The tax would apply to individuals who don’t live in New York City but own apartments here valued at $5 million or more.

“I want the rich to pay taxes to help support our infrastructure,” he said, bluntly.

Speaking of income, if Hoylman becomes borough president, his own would rise. A state senator’s salary is $120,000 while the B.P.’s is $160,000.

However, he said he had not even looked into the salary differential.

“I have to research that,” he said, with a laugh.

Asked for his assessment of how Mayor de Blasio has been handling the city, Hoylman said, “It’s a mixed record. I think most New Yorkers would agree. Unfortunately, I think the last several years, we’ve seen a decline in city services and a lack of a vision and leadership.”

Often Manhattan actually doesn’t get enough focus from political leaders because the assumption is it doesn’t need it, he noted.

“Manhattan is often dismissed instead of leveraged,” he said. “Its assets should be leveraged for the benefit of the entire city.”

That’s something Hoylman would speak out about, too, as a cheerleader for the borough.

“The bully pulpit is one of its most significant features,” he said of borough president.

Next June’s elections — in addition to featuring a ballot jammed with candidates for mayor, public advocate, comptroller, district attorney and City Council — will also feature rank-choice voting, which Hoylman is mulling over, in terms of his strategy.

“If I’m not your No. 1, consider me as you No. 2,” he quipped, though not really in jest.
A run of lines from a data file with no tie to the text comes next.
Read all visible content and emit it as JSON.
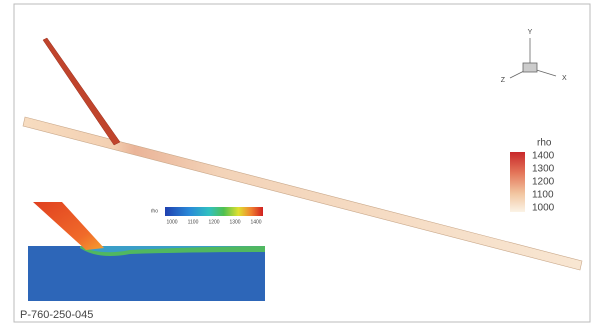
{
  "axes": {
    "x": "X",
    "y": "Y",
    "z": "Z"
  },
  "legend": {
    "title": "rho",
    "ticks": [
      "1400",
      "1300",
      "1200",
      "1100",
      "1000"
    ]
  },
  "inset_legend": {
    "title": "rho",
    "ticks": [
      "1000",
      "1100",
      "1200",
      "1300",
      "1400"
    ]
  },
  "figure_id": "P-760-250-045"
}
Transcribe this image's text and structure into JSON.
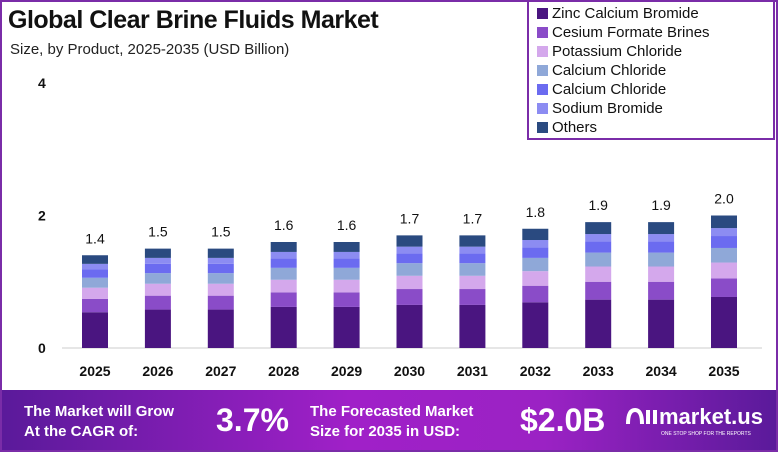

Other candidates currently running for Manhattan B.P. include Councilmembers Ben Kallos and Mark Levine, Elizabeth Caputo, a former community board chairperson, and Kimberly Watkins, president of Community Education Council District 3.

Hoylman recently filed with the New York City Campaign Finance Board and is starting his fundraising. He is not allowed to switch over any remaining campaign funds from his Senate race. It’s not an issue for him to run back-to-back campaigns, as he is doing, he said.
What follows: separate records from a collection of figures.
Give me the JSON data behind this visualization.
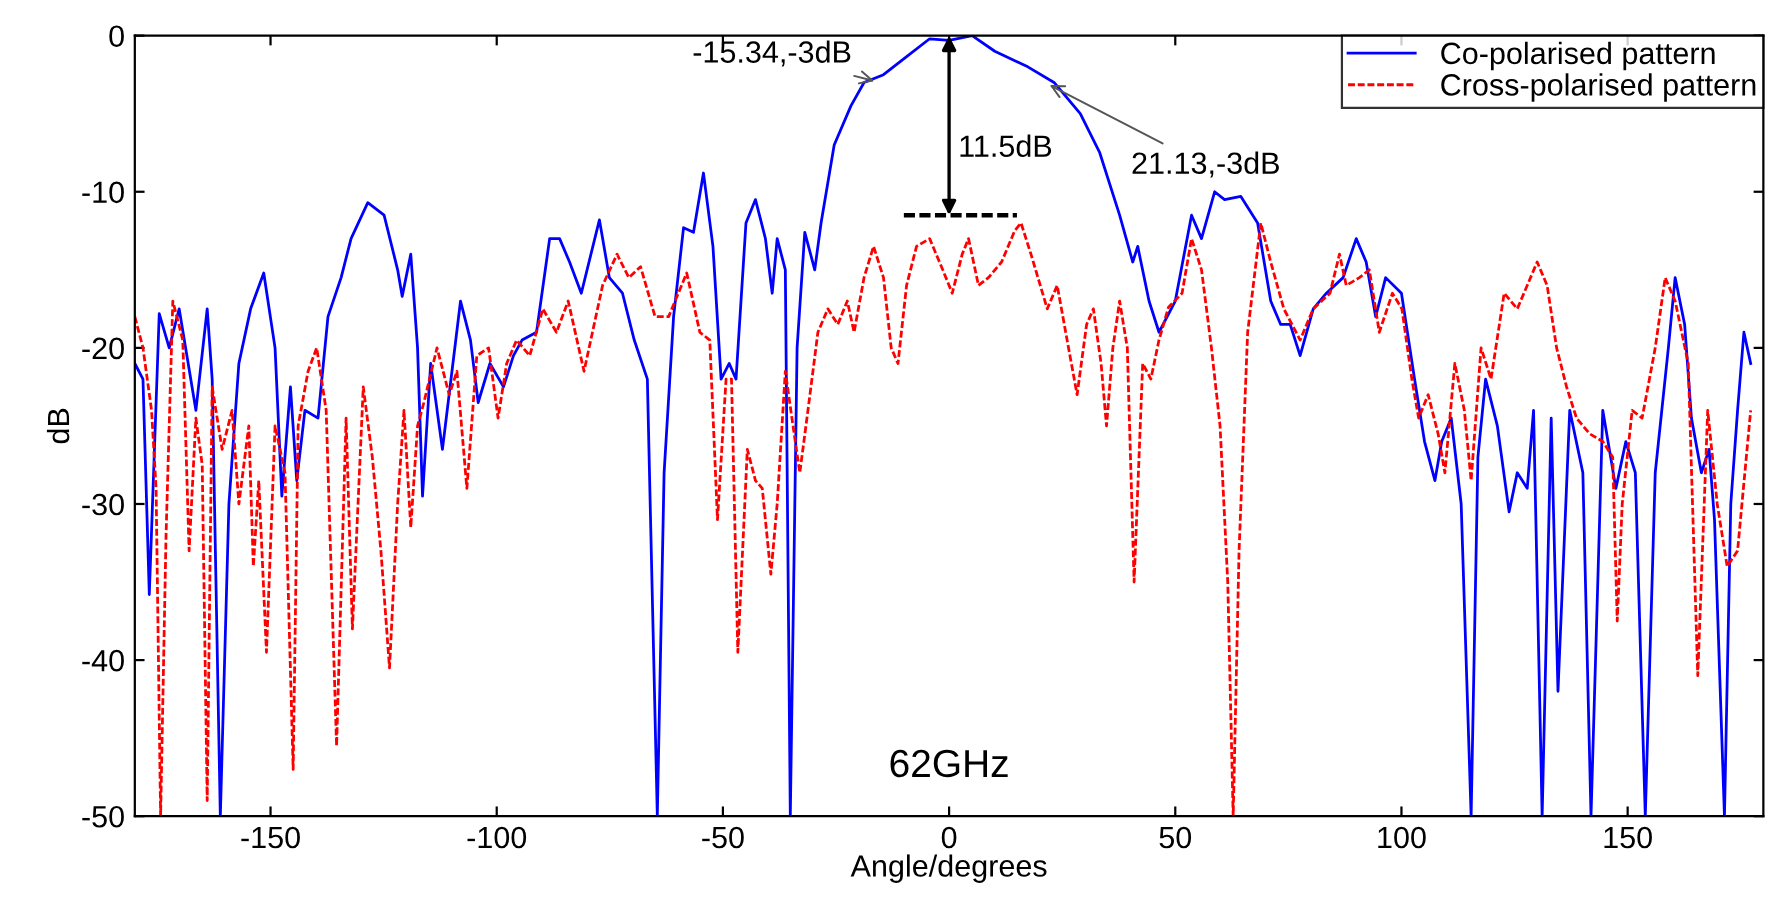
{
  "chart_data": {
    "type": "line",
    "xlabel": "Angle/degrees",
    "ylabel": "dB",
    "xlim": [
      -180,
      180
    ],
    "ylim": [
      -50,
      0
    ],
    "xticks": [
      -150,
      -100,
      -50,
      0,
      50,
      100,
      150
    ],
    "yticks": [
      -50,
      -40,
      -30,
      -20,
      -10,
      0
    ],
    "grid": false,
    "legend": "top right",
    "marker": "none",
    "series": [
      {
        "name": "Co-polarised pattern",
        "color": "#0000ff",
        "line_style": "solid",
        "x": [
          -180,
          -178.2,
          -176.8,
          -174.6,
          -172.4,
          -170.2,
          -166.5,
          -164,
          -162.9,
          -161.1,
          -159.2,
          -157,
          -154.4,
          -151.5,
          -149,
          -147.5,
          -145.6,
          -144.2,
          -142.4,
          -139.5,
          -137.3,
          -134.4,
          -132.2,
          -128.5,
          -124.9,
          -121.9,
          -120.9,
          -119,
          -117.5,
          -116.4,
          -114.6,
          -112,
          -108,
          -105.8,
          -104.1,
          -101.5,
          -98.5,
          -96.3,
          -94.4,
          -91.2,
          -88.3,
          -86.1,
          -83.9,
          -81.3,
          -77.3,
          -75.1,
          -72.2,
          -69.6,
          -66.7,
          -64.5,
          -63,
          -60.9,
          -58.7,
          -56.5,
          -54.3,
          -52.2,
          -50.4,
          -48.6,
          -47.1,
          -44.9,
          -42.8,
          -40.6,
          -39.1,
          -38,
          -36.2,
          -35.1,
          -33.6,
          -31.9,
          -29.7,
          -28.3,
          -25.4,
          -21.7,
          -18.8,
          -14.5,
          -10.1,
          -4.3,
          0,
          5.1,
          10.1,
          17.4,
          23.2,
          29,
          33.3,
          37.7,
          40.6,
          41.7,
          44.2,
          46.4,
          50,
          53.6,
          55.8,
          58.7,
          60.9,
          64.5,
          68.2,
          71.1,
          73.3,
          75.4,
          77.6,
          80.5,
          83.4,
          87.1,
          90,
          92.2,
          94.3,
          96.5,
          100,
          102.9,
          105.1,
          107.4,
          108.9,
          111,
          113.2,
          115.4,
          116.9,
          118.6,
          121.2,
          123.8,
          125.6,
          127.8,
          129.2,
          131.1,
          133.1,
          134.6,
          137.2,
          140.1,
          141.9,
          144.5,
          147.4,
          149.6,
          151.7,
          153.9,
          156.1,
          159,
          160.5,
          162.6,
          164.1,
          166.3,
          168,
          169.2,
          171.4,
          172.8,
          174.3,
          175.7,
          177.2
        ],
        "values": [
          -21,
          -22,
          -35.8,
          -17.8,
          -20,
          -17.5,
          -24,
          -17.5,
          -22,
          -50,
          -30,
          -21,
          -17.5,
          -15.2,
          -20,
          -29.5,
          -22.5,
          -28.5,
          -24,
          -24.5,
          -18,
          -15.5,
          -13,
          -10.7,
          -11.5,
          -15,
          -16.7,
          -14,
          -20,
          -29.5,
          -21,
          -26.5,
          -17,
          -19.5,
          -23.5,
          -21,
          -22.5,
          -20.5,
          -19.5,
          -19,
          -13,
          -13,
          -14.5,
          -16.5,
          -11.8,
          -15.5,
          -16.5,
          -19.5,
          -22,
          -50,
          -28,
          -18,
          -12.3,
          -12.6,
          -8.8,
          -13.5,
          -22,
          -21,
          -22,
          -12,
          -10.5,
          -13,
          -16.5,
          -13,
          -15,
          -50,
          -20,
          -12.6,
          -15,
          -12,
          -7,
          -4.5,
          -3,
          -2.5,
          -1.5,
          -0.2,
          -0.3,
          0,
          -1,
          -2,
          -3,
          -5,
          -7.5,
          -11.5,
          -14.5,
          -13.5,
          -17,
          -19,
          -17,
          -11.5,
          -13,
          -10,
          -10.5,
          -10.3,
          -12,
          -17,
          -18.5,
          -18.5,
          -20.5,
          -17.5,
          -16.5,
          -15.5,
          -13,
          -14.5,
          -18,
          -15.5,
          -16.5,
          -22,
          -26,
          -28.5,
          -26,
          -24.5,
          -30,
          -50,
          -27,
          -22,
          -25,
          -30.5,
          -28,
          -29,
          -24,
          -50,
          -24.5,
          -42,
          -24,
          -28,
          -50,
          -24,
          -29,
          -26,
          -28,
          -50,
          -28,
          -20,
          -15.5,
          -18.5,
          -24.5,
          -28,
          -26.5,
          -31,
          -50,
          -30,
          -24,
          -19,
          -21
        ]
      },
      {
        "name": "Cross-polarised pattern",
        "color": "#ff0000",
        "line_style": "dashed",
        "x": [
          -180,
          -178.2,
          -176.3,
          -175.3,
          -174.3,
          -173.1,
          -171.6,
          -169.4,
          -168,
          -166.5,
          -165.1,
          -164,
          -162.9,
          -160.7,
          -158.5,
          -157,
          -154.8,
          -153.8,
          -152.6,
          -150.9,
          -149,
          -146.8,
          -145,
          -143.9,
          -141.7,
          -139.8,
          -137.7,
          -135.4,
          -133.3,
          -131.9,
          -129.5,
          -127.5,
          -125.6,
          -123.7,
          -121.9,
          -120.5,
          -119,
          -117.5,
          -116.1,
          -113.2,
          -110.5,
          -108.8,
          -106.6,
          -104.4,
          -101.8,
          -99.7,
          -97.8,
          -95.6,
          -92.7,
          -89.8,
          -86.8,
          -84.2,
          -80.7,
          -76.6,
          -73.4,
          -70.8,
          -68.2,
          -65,
          -62,
          -58,
          -55.1,
          -52.9,
          -51.2,
          -49.3,
          -48.1,
          -46.7,
          -44.6,
          -42.8,
          -41.3,
          -39.4,
          -38,
          -36.2,
          -34.5,
          -33,
          -31.2,
          -29,
          -26.8,
          -24.6,
          -22.5,
          -21,
          -18.8,
          -16.7,
          -14.5,
          -12.8,
          -11.3,
          -9.4,
          -7.2,
          -4.3,
          -1.4,
          0.7,
          2.9,
          4.3,
          6.5,
          8.7,
          11.6,
          14.5,
          15.9,
          18.1,
          21.7,
          23.9,
          26.4,
          28.3,
          30.4,
          31.9,
          33.6,
          34.8,
          36.2,
          37.7,
          39.4,
          40.9,
          42.8,
          44.6,
          46.4,
          48.5,
          51.5,
          53.6,
          55.8,
          58,
          59.9,
          61.6,
          62.8,
          64.1,
          66,
          68.9,
          71.1,
          74,
          77.6,
          80.5,
          84.2,
          86.3,
          87.8,
          90.7,
          92.9,
          95.1,
          98,
          100.1,
          102.3,
          103.8,
          105.9,
          108.1,
          109.6,
          111.8,
          113.9,
          115.4,
          117.6,
          119.8,
          122.7,
          125.6,
          130,
          132.2,
          134.3,
          136.5,
          138.7,
          141.6,
          144.5,
          146.7,
          147.7,
          148.8,
          151,
          153.2,
          156.1,
          158.3,
          160.5,
          163.4,
          165.5,
          167.7,
          169.8,
          172,
          174.3,
          177.2
        ],
        "values": [
          -18,
          -20,
          -24,
          -29,
          -50,
          -32,
          -17,
          -19.5,
          -33,
          -24.5,
          -27.5,
          -49,
          -22.5,
          -26.5,
          -24,
          -30,
          -25,
          -34,
          -28.5,
          -39.5,
          -25,
          -28,
          -47,
          -25,
          -21.5,
          -20,
          -24,
          -45.5,
          -24.5,
          -38,
          -22.5,
          -27,
          -33,
          -40.5,
          -30,
          -24,
          -31.5,
          -25,
          -23.5,
          -20,
          -23,
          -21.5,
          -29,
          -20.5,
          -20,
          -24.5,
          -21,
          -19.5,
          -20.5,
          -17.5,
          -19,
          -17,
          -21.5,
          -16,
          -14,
          -15.5,
          -14.8,
          -18,
          -18,
          -15.2,
          -19,
          -19.5,
          -31,
          -22,
          -22,
          -39.5,
          -26.5,
          -28.5,
          -29,
          -34.5,
          -30,
          -21.5,
          -25,
          -28,
          -24,
          -19,
          -17.5,
          -18.5,
          -17,
          -19,
          -15.5,
          -13.5,
          -15.5,
          -20,
          -21,
          -16,
          -13.5,
          -13,
          -15,
          -16.5,
          -14,
          -13,
          -16,
          -15.5,
          -14.5,
          -12.5,
          -12,
          -14,
          -17.5,
          -16,
          -20,
          -23,
          -18.5,
          -17.5,
          -21,
          -25,
          -20,
          -17,
          -20,
          -35,
          -21,
          -22,
          -19.5,
          -17.4,
          -16.5,
          -13,
          -15,
          -20,
          -25,
          -35,
          -50,
          -33,
          -19,
          -12,
          -14.5,
          -17.5,
          -19.5,
          -17.5,
          -16.5,
          -14,
          -16,
          -15.5,
          -15,
          -19,
          -16.5,
          -17.5,
          -22,
          -24.5,
          -23,
          -25.5,
          -28,
          -21,
          -24,
          -28.5,
          -20,
          -22,
          -16.5,
          -17.5,
          -14.5,
          -16,
          -20,
          -22.5,
          -24.5,
          -25.5,
          -26,
          -27,
          -37.5,
          -30,
          -24,
          -24.5,
          -20,
          -15.5,
          -17,
          -21,
          -41,
          -24,
          -30,
          -34,
          -33,
          -24
        ]
      },
      {
        "color": "#000000",
        "line_style": "dashed",
        "x": [
          -10,
          15
        ],
        "values": [
          -11.5,
          -11.5
        ]
      }
    ],
    "annotations": [
      {
        "text": "-15.34,-3dB",
        "x": -15.34,
        "y": -3
      },
      {
        "text": "21.13,-3dB",
        "x": 21.13,
        "y": -3
      },
      {
        "text": "11.5dB",
        "x": 0,
        "y": -11.5
      },
      "62GHz"
    ]
  }
}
“I like running for office,” he said, adding he finds it energizing. Admittedly, though, campaigning right now is different due to the limits on personal contact.

Hoylman has been a state senator during a heady time in the Legislature that saw Democrats finally take control in the state Senate, then push through a slew of laws, from sweeping tenant protections to major criminal-justice reform.
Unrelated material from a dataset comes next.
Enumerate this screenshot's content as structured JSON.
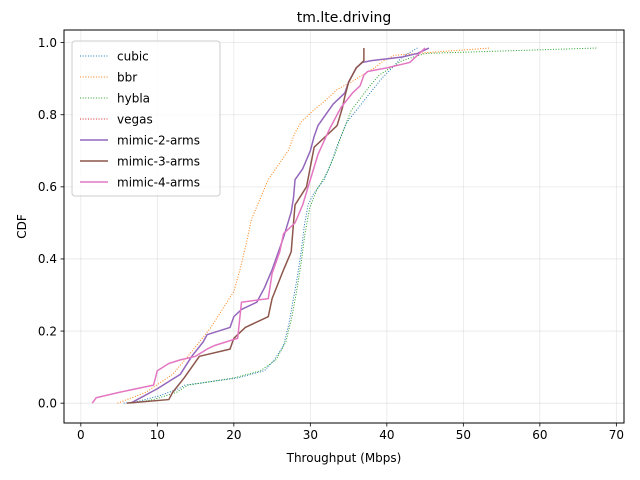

“The new majority [in the Senate], L.G.B.T. rights, voting reforms, gun control, the environment, the Child Victims Act, the Tenant Protection Act — the most muscular protections for tenants in decades — it has been the privilege of a lifetime to serve in the Senate,” he reflected. “But, frankly, I think the challenges of the borough where I live are calling me.”

Hoylman said his desire to switch back to Manhattan doesn’t have anything to do with not enjoying the commute up to Albany for the Legislature — something that other lawmakers have been known to gripe about.

“A relaxing part of my time in the Senate has been that two-and-a-half-hour ride on the train along the Hudson — beautiful views,” he said. “I’m not running [for borough president] because I don’t want to be senator anymore. I’m running because I see this challenge of COVID-19 in Manhattan as something I want to make a contribution toward.”

5 Comments

  1. Old Lady Old Lady August 25, 2020

    Bravo!! We in the CB2 district will never forget the grueling hours of hearings and comprehensive reports Brad Hoylman led as chairperson during our long, exhausting fight to preserve our community from N.Y.U. overreach and destruction!
    GO! BRAD!!

  2. Keen Berger Keen Berger August 25, 2020

    Yes, Manhattan needs a leader who knows and loves the people of our city, and sees that we can reemerge from this tunnel with new energy. I have known Brad as a District Leader and Community Board Chairperson — he can do it. Keen Berger

  3. Robert Ely Robert Ely August 25, 2020

    Please let us not forget what a force he was behind the Morton St. Middle School being sited in our Community. Without him and his bullhorn it does not happen. Brad is a great leader. He would be a great Boro President!!!!